The following is a guest post from Caramel Easterly. Caramel serves as Chief Rover for the dog boarding and dog sitting offices of Rover.com. A tiny, red-headed 11-year-old Teacup Pomeranian, Caramel has over 10 years of experience in dog advocacy and spends her days at the office scouting for belly rubs and dining on bacon and Asian cuisine. For more tips and posts from Caramel, follow Rover.com on Twitter @roverdotcom or on their blog, Dog Boarding News.
If you plan on using your home to board dogs or puppies, I can help. I invented all the tricks us pooches try when we’re left in the hands of sitters. Dog boarding takes patience, and you should understand a bit about our feelings when mom and dad leave town. We suffer from separation anxiety just like babies, so expect some serious whining or doggy pouting … we’re naturals at it. That isn’t even the half of it though; here are some other tricks we may have up our sleeve.
It isn’t unusual for a dog of any age or breed to step into the naughty zone. If I’m spending time in a new home away from mom and dad, the first thing I want to do is explore every nook and cranny. We’re especially fond of off-limit zones and I have yet to meet a fellow pooch that is the exception to this rule. I’m not allowed to drink from the toilet at home, but I’ll certainly try to sample yours. And while I’m in there, I may accidentally bump into your toilet paper roll, stick my nose in the trash, and taste-test your shampoo.
I never know when mom and dad will be back so I may cry … often. I also tend to forget all my manners and will try to trick you into giving me food from your plate. I want attention. If there are other pets around, I’ll put on my muscles and try to show them who’s boss, too. I may even jump out of excitement or nip at strange guests. I can’t help it, mom and dad seem to take all my manners and training with them when they go on vacation.
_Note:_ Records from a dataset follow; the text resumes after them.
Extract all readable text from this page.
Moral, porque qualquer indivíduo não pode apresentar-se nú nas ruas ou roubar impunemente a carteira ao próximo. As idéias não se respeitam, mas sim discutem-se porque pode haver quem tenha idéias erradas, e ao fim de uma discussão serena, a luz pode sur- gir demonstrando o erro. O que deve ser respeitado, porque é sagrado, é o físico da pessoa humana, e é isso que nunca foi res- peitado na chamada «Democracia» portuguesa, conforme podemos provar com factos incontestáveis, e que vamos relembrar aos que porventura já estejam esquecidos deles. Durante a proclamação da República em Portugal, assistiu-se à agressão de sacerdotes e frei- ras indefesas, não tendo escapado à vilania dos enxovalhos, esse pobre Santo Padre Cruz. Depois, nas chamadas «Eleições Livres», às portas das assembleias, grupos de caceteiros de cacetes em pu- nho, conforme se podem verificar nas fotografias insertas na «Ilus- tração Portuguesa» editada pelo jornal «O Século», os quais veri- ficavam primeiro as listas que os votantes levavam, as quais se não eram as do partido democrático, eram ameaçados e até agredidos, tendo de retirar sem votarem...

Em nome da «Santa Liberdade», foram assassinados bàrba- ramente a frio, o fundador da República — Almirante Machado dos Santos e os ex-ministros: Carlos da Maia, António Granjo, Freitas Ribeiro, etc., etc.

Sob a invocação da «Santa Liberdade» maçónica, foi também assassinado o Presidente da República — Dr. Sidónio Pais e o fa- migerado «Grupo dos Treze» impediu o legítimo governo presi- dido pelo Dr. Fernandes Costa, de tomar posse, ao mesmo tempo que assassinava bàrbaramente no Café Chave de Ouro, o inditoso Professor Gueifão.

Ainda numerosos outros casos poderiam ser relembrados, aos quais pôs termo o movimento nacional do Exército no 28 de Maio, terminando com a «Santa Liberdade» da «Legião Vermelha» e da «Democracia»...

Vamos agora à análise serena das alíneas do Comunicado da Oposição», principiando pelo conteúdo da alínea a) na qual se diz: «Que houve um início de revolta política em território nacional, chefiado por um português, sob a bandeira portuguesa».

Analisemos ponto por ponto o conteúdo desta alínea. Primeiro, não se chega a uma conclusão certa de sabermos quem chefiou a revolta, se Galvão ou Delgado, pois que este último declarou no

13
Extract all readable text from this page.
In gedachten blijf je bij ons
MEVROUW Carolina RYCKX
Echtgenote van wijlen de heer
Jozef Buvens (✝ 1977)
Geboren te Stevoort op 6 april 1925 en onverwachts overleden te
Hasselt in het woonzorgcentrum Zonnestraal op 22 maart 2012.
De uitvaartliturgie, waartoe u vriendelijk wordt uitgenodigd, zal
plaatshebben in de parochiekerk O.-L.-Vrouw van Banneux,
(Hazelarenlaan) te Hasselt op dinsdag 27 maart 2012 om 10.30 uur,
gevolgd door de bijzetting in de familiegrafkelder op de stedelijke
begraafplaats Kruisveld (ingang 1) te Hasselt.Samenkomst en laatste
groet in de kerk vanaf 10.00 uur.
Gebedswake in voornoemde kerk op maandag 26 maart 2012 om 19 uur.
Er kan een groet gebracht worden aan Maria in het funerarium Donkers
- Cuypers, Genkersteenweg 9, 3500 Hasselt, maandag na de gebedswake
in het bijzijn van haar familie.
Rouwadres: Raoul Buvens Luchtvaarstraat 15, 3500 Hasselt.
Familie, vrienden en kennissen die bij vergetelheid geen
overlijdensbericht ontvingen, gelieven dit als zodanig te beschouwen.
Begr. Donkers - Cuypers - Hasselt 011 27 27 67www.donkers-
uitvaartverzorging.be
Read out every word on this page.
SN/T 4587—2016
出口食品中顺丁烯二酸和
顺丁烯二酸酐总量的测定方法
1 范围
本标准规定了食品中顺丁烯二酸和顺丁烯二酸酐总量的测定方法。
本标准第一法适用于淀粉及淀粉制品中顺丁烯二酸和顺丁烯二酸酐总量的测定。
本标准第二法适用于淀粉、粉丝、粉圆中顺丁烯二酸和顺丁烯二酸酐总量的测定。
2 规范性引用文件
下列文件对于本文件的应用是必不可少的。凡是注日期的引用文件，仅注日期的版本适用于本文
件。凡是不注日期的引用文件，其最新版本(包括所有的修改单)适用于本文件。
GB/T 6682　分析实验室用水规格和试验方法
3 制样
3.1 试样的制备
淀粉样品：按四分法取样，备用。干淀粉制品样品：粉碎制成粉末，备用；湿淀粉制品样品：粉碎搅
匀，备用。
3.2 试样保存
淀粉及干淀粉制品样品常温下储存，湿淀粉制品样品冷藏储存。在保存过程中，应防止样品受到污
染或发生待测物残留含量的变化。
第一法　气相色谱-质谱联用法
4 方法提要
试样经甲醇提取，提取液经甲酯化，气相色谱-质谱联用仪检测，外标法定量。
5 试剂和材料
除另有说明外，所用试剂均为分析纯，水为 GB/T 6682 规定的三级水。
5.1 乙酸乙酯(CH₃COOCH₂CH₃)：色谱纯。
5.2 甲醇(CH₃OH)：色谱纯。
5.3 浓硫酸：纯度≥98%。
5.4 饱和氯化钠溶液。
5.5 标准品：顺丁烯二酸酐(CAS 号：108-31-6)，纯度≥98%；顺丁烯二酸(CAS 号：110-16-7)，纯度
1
Even the summa cum laude’s of training class may have a setback, so pay attention to our change in behavior and temperament to act accordingly.
You should be on the lookout for potty issues as well. Even us old ladies can falter in new surroundings. When you board a new dog or puppy, watch for signs from the beginning. Some dogs will do the potty dance before they let loose, others will do it quietly if they can’t find an appropriate outlet. Also, we love digging for treasures in the kitty litter box. Quite the delicacy if we can get away with it so make sure kitty bathrooms are put away and out of reach.
Like most canines, I understand that chewing and digging aren’t allowed, but when I’m in a strange place, this is exactly what I want to do. It calms me down. Garbage cans, gardens, laundry, clothing, shoes and furniture all turn into an escape for me when I’m stressed or bored. And trust me, even the biggest of us can be pretty sneaky and exceptionally fast when we want to be naughty, so be sure to keep an eye open for any mischief.
Dog boarding can be challenging for both dog and human, so you need to understand what you’re getting yourself into. We may be cute, but we will take advantage at every opportunity if we’re away from home. As long as you’re attentive and understanding, you can prevent any serious mishaps and keep your four-legged friend safe and happy.